Le 1er avril est souvent attendu avec impatience par les enfants. Dessins de poissons, petites blagues et éclats de rire rythment cette journée pas comme les autres. Derrière ces plaisanteries se cache une tradition ancienne qui continue de se transmettre de génération en génération.
Chaque année, le Poisson d’avril donne lieu à une série de plaisanteries et de petites farces, souvent préparées avec soin par les enfants. Accrocher une silhouette de poisson en papier dans le dos d’un adulte ou inventer une histoire facétieuse fait partie des rituels les plus répandus.
Une tradition ancienne aux origines multiples
L’origine du poisson d’avril reste incertaine : plusieurs explications coexistent. L’une des plus répandues remonte au XVIe siècle : en 1564, par l’Édit de Roussillon, le roi Charles IX décide d’uniformiser le calendrier en fixant le début de l’année au 1er janvier. Jusqu’alors, l’année commençait à des dates variables selon les régions, souvent autour du 1er avril pour coïncider avec l’arrivée du printemps. Depuis
La légende raconte que certains citoyens, par habitude ou par ignorance du changement, ont continué à célébrer la nouvelle année au début du mois d’avril. Pour se moquer d’eux, des plaisantins leur offraient de faux cadeaux ou de fausses étrennes. Cette pratique de la « fausse nouvelle » s’est perpétuée au fil du temps, se transformant en une journée dédiée aux blagues.
Le symbole du poisson pourrait, quant à lui, être lié à la période du carême, durant laquelle la consommation de viande était limitée ou encore au cycle de reproduction de la faune aquatique qui rendait la pêche interdite à cette période : offrir un poisson revenait alors à offrir un présent « introuvable », soulignant ainsi le caractère absurde de la plaisanterie.
La mécanique de la plaisanterie chez les enfants
Aujourd’hui, le 1er avril est une occasion d’explorer l’humour et le second degré. À l’école ou à la maison, le rituel consiste à faire preuve de discrétion pour surprendre l’autre sans se faire remarquer. Cette dimension ludique contribue au développement de la motricité fine (découpage, coloriage) et de la compréhension des interactions sociales.
Cette tradition se retrouve également dans la culture enfantine, notamment à travers les chansons d’Henri Dès, qui évoquent le poisson d’avril avec simplicité.

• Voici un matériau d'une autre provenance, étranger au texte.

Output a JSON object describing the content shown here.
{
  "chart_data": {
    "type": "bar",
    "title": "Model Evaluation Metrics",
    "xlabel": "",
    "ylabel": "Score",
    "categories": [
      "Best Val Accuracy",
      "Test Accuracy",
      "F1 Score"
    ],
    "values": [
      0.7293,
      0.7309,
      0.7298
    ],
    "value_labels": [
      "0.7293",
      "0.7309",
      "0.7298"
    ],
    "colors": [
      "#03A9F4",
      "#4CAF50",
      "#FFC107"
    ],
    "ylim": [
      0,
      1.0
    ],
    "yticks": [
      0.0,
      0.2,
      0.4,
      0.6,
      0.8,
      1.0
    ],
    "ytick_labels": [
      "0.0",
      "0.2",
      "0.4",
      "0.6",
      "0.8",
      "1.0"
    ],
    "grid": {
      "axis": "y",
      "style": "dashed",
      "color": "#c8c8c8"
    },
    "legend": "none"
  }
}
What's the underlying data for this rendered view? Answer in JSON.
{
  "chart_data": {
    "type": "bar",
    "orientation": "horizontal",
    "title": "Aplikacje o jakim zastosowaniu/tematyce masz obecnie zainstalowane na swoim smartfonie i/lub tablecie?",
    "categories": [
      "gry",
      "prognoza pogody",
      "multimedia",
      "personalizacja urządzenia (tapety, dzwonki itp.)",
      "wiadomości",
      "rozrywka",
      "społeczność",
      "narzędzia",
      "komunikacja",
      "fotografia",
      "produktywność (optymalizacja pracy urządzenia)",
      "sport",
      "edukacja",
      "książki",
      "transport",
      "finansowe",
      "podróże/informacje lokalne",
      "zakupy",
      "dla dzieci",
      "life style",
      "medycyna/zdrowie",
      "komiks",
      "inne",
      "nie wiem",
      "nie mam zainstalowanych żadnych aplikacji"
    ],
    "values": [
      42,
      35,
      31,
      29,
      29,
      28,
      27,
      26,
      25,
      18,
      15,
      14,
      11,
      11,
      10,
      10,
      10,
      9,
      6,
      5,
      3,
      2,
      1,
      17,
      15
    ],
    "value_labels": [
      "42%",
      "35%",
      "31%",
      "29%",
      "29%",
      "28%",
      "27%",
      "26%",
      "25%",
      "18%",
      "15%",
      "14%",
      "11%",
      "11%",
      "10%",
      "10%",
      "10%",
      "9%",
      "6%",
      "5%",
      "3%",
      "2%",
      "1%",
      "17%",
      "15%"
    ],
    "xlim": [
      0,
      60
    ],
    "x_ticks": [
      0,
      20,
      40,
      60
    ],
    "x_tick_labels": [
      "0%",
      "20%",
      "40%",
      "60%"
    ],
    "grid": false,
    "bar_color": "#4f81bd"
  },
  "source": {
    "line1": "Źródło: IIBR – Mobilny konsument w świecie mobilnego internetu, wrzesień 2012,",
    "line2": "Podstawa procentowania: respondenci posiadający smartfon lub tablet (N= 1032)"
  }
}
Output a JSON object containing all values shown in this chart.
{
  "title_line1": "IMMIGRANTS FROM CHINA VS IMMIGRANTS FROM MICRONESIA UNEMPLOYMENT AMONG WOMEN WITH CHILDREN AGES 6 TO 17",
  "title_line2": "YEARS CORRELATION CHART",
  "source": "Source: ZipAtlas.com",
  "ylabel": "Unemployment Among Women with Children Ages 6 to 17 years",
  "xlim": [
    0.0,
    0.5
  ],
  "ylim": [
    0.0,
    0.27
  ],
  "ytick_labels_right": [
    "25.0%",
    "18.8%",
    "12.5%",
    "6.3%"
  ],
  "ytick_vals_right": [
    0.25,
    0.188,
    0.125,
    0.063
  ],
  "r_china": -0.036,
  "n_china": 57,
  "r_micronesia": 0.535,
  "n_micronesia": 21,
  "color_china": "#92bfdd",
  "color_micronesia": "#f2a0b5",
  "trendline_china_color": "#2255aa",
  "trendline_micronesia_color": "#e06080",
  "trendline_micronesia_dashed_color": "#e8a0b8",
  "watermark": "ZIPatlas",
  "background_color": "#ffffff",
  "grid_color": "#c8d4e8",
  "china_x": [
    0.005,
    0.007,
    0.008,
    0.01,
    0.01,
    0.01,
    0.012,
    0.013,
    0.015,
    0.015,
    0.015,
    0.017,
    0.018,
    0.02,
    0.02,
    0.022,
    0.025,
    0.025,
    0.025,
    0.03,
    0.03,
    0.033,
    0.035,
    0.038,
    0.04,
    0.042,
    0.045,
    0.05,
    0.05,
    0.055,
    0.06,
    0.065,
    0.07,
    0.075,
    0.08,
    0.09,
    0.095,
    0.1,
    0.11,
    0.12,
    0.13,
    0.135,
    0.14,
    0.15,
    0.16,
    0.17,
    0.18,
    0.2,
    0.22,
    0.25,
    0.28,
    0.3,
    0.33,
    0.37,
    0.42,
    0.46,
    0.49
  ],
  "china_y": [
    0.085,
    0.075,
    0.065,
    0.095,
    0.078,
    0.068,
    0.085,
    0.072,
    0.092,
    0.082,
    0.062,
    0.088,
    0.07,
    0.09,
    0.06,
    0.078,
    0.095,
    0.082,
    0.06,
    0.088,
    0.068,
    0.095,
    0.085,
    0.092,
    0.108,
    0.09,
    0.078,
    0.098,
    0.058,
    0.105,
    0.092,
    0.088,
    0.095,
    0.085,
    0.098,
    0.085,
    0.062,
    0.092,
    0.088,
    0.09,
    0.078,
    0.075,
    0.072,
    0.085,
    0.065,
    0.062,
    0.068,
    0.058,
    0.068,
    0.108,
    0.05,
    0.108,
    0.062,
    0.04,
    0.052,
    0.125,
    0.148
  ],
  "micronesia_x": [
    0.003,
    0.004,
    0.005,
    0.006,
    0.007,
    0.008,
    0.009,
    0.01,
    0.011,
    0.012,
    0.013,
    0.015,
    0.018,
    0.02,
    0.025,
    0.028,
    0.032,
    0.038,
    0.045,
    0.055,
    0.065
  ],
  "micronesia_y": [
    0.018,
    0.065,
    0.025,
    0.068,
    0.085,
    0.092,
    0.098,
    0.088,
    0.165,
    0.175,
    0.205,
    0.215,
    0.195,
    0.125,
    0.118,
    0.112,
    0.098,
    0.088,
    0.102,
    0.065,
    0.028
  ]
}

L’objectif reste de partager un rire commun sans provoquer de gêne, en utilisant des codes fondés sur la surprise et la bienveillance.
Comment encadrer cette tradition avec les enfants ?
Si le 1er avril est une journée associée à l’humour, elle peut aussi être l’occasion de rappeler certaines règles. Toutes les plaisanteries ne se valent pas, et certaines peuvent être mal perçues. L’accompagnement par les adultes permet aux enfants d’apprendre que l’humour s’arrête là où commence le malaise d’autrui.
Il est généralement conseillé de privilégier :
– des blagues simples et sans conséquence ;
– des situations faciles à comprendre pour les enfants ;
– des plaisanteries qui ne visent pas une personne en particulier ;
– un cadre rassurant, notamment pour les plus jeunes.
Le défi du jour : le poisson voyageur
Pour dynamiser cette journée, un défi peut être instauré : le poisson voyageur. L’objectif consiste à faire circuler un unique poisson en papier tout au long de la journée. Dès qu’une personne découvre le poisson dans son dos, elle doit le décrocher discrètement et trouver une occasion de le placer sur un autre membre de la famille. À la fin de la journée, le dernier porteur devient symboliquement le « gardien de la tradition » jusqu’à l’année suivante.
Le poisson d’avril s’inscrit dans une tradition qui continue d’évoluer avec les usages. Si cette journée reste un moment divertissant apprécié des enfants, elle repose avant tout sur un équilibre entre humour et respect afin de continuer à en faire un moment ludique et partagé.